Clippers players, coaches participate in food drive

INGLEWOOD — The Clippers just suffered two worrisome losses in a row, both of them symptomatic of a severe offensive deficiency, both of them revealing in terms of how thin their safety net is with so little depth available.

So how about a dose of perspective?

The Clippers didn’t practice Saturday, but Reggie Jackson, Terance Mann and Luke Kennard — as well as assistant coaches Shaun Fein and Jay Larranaga — got together to participate in a drive-through food drive for as many as 1,000 families in the parking outside of the Forum.

“This is still an issue,” said Michael Flood, the CEO of the Los Angeles Regional Food Bank, which has been staging hundreds of food drives like Saturday’s, which also was supported by the L.A. Clippers Foundation and Planet Fitness.

“The economy has improved some, but we’re still hovering at just under 10% unemployment in L.A. County; we have, of course, a high cost of living. We had challenges going into the pandemic and the pandemic has made it even more difficult. A lot of families, they’re trying to meet their basic needs so rent, transportation and other things and food often gets cut out of the budget.”

The Clippers got a reminder when they helped distribute packages of grapes, chicken and pasta, as well as cans of beans, rice and fruit — while also chatting with those Angelenos in their cars.

“We’re so so blessed and kind of spoiled by the NBA lifestyle and any little reminder of who fortunate we are,” Larranaga said. “Sometimes you can get caught up in the fantasy world of the NBA, private planes and five-star hotels and people cheering for you and begging for your autograph and free clothes and free shoes. And that’s not reality. So this is a reminder of how lucky we are.”

It also was a reminder of what life used to be like before the COVID-19 pandemic. It was the first Clippers’ community event for both coaches and Kennard and Jackson, and they marveled at how uplifting it felt to be around people again in such a capacity.

“Just trying to spread joy,” said Jackson, who talked hoops and math class with some of the youngsters who pulled through his lane in the back seats of their families’ cars. “Especially after these two years, going through the pandemic, getting back and interacting … human interaction is the best thing. Just getting out there and feeling somebody else’s presence and be blessed to be able to give back is the best thing ever.”

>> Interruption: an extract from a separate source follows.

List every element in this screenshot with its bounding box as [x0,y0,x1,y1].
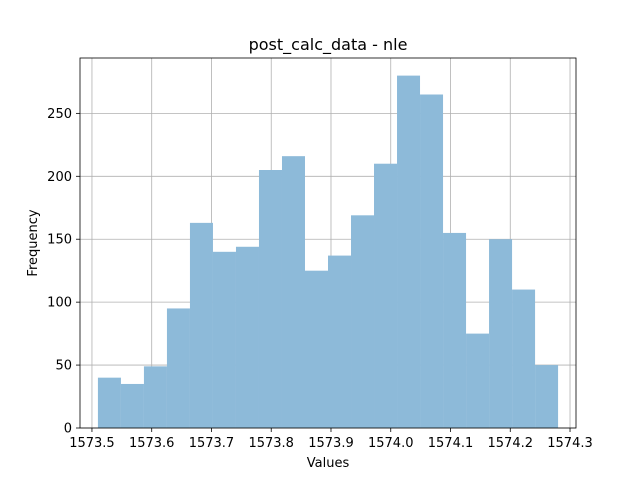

That’s true in spite Friday night’s 111-92 loss in Portland — or maybe, actually, because of it.

“For us, it puts a smile on our face, it’s something we enjoy doing,” Kennard said. “Even after a tough loss, it’s something that kind of gets our spirits up a little bit and gets us together and it’s just something we enjoy doing.”

And it wasn’t free of competition, either, with the strategic loading of car trunks inspiring debate about who among the Clippers’ trio is the best Tetris player. Also, Jackson was willing to bet he and his teammates outdid their coaches in one regard.

“We out here competing!” Jackson said. “Even though we’re all out here giving out the same thing, we’re trying to better maître d’s then they are. So, we’re gonna give back, we’re definitely gonna give back … but we’re gonna have to watch film on it and see how we can improve too.”